Sunday, November 20, 2016

Surprised that Gigabit and Competition Lead to Lower Prices for Legacy Products?

Would you be surprised--at all--if a study of internet access pricing finds that competition leads to lower costs? Would you be surprised if a study finds that new services and new competitors offering products sold at higher prices--but higher potential value--lead to lower prices?

Would you be surprised if new competitors, offering better value, for lower prices, take market share away from providers offering “inferior” products at higher prices than the new products?

Probably the only statement that might find even a bit of disagreement is that new products sold at higher prices lead to lower prices for legacy services.

“Broadband Competition Helps to Drive Lower Prices and Faster Download Speeds for U.S. Residential Consumers” is the title of a study by Dan Mahoney, associate, and Greg Rafert, VP of the Analysis Group. The study finds that when a new gigabit service is offered in a market, prices for slower speed offers decline.

The study of high speed internet access pricing by the Analysis Group was funded by the Fiber to Home Council.

“The presence of gigabit service in a Designated Market Area (“DMA”) is associated with a $27 per month decrease in the average monthly price of broadband plans with speeds greater than 100 Mbps and less than 1 Gbps,” the study says. “This is equal to a reduction of approximately 25 percent of the monthly standard price.”

In an area with two gigabit access providers, “we estimate that the standard monthly price for gigabit internet will decline by approximately $57 to $62, which is equal to a reduction in price of between 34 and 37 percent.”

When gigabit internet is available, prices of “slower” speed services also decline.
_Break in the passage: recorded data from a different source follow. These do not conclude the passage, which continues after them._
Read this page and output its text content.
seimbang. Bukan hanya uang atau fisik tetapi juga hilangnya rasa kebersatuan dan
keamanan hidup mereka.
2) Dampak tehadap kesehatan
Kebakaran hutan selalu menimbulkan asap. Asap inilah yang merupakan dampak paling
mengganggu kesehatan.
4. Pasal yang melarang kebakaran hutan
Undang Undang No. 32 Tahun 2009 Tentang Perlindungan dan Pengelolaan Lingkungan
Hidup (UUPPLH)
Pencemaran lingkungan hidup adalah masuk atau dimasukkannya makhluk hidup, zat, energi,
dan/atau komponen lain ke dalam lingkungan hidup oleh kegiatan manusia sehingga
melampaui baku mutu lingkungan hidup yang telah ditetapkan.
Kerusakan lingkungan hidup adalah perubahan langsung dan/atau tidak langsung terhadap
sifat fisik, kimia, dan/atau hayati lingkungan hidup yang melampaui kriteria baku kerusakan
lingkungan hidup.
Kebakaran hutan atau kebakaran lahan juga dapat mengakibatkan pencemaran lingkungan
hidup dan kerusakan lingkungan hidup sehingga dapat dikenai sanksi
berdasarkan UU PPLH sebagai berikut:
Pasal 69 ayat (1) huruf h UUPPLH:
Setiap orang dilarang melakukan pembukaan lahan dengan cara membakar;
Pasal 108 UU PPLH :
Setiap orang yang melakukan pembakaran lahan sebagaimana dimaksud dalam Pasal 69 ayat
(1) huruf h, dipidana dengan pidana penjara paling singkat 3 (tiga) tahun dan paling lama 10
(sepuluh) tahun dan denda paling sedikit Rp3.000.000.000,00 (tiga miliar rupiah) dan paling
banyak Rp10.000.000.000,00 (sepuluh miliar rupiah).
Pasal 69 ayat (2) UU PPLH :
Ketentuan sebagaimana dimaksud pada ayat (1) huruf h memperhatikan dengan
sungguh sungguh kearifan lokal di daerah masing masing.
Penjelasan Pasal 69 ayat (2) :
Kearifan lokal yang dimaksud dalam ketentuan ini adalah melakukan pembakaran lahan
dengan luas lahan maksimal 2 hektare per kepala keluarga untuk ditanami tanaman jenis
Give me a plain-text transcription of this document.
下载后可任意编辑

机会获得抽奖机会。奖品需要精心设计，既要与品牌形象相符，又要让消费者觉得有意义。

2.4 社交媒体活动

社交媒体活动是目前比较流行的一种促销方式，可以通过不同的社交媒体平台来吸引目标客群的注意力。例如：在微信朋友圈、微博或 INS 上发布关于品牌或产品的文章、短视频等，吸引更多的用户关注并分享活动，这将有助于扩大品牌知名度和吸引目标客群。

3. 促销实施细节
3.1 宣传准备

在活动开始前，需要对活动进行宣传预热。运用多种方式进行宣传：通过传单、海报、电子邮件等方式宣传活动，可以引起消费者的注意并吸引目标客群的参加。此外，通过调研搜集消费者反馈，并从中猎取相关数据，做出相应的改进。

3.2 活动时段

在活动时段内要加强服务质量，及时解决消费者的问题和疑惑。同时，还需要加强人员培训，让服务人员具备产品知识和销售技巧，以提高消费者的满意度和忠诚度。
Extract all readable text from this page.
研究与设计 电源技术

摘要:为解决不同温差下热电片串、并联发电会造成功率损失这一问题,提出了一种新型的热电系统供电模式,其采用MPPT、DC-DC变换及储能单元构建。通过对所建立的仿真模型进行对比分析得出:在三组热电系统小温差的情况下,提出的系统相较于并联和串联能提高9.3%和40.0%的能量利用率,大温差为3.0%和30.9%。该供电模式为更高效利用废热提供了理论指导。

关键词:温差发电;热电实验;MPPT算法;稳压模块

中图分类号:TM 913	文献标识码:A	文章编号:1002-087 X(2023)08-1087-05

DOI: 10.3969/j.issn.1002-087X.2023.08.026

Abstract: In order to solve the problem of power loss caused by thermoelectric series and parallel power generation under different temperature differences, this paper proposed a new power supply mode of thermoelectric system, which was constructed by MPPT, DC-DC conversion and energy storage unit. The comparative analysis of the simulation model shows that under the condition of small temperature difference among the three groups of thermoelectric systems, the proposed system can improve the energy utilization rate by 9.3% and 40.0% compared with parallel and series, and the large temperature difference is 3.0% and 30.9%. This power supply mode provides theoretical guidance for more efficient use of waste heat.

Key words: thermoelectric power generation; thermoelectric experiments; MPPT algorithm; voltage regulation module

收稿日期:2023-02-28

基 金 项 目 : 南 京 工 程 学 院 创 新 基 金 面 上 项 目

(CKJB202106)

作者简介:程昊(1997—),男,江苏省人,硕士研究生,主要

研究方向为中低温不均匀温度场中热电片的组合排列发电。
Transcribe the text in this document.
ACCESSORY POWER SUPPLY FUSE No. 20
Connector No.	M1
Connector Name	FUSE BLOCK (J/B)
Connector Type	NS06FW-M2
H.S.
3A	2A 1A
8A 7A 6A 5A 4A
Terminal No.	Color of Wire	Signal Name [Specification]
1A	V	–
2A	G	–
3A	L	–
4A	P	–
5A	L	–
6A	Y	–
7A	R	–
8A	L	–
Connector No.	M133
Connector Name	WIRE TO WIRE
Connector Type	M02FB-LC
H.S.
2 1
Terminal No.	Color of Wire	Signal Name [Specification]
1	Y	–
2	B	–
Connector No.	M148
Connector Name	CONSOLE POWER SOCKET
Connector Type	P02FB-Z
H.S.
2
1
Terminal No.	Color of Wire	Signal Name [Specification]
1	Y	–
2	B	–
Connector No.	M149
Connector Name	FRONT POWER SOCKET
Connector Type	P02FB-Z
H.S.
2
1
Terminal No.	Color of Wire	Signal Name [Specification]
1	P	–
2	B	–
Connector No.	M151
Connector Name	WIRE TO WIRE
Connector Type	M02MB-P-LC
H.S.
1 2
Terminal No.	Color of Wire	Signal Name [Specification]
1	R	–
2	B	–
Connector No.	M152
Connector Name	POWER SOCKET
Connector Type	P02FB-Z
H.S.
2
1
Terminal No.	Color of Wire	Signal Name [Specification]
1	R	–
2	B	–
The authors estimate that prices for plans of 25 Mbps, but less than a gigabit, drop about $13 to $18 a month, representing a cost decline of about 14 percent to 19 percent.

None of those developments should be surprising. Competition tends to lead to lower prices, which is why policymakers and lawmakers often prefer it, why studies of markets with new competition often confirm the dynamics and why it is possible to note that new competition--lead by gigabit offers--tends to reduce prices of existing access services.


Perhaps the basic point is simply that competition leads to lower prices across the board. Nor should be surprising that new offers lead to lower prices for legacy offers. As the launch of the latest model of a smartphone leads to lower prices for the model being replaced, so a new “lead” offer offering more value will tend to devalue legacy offers offering what now is “less value.”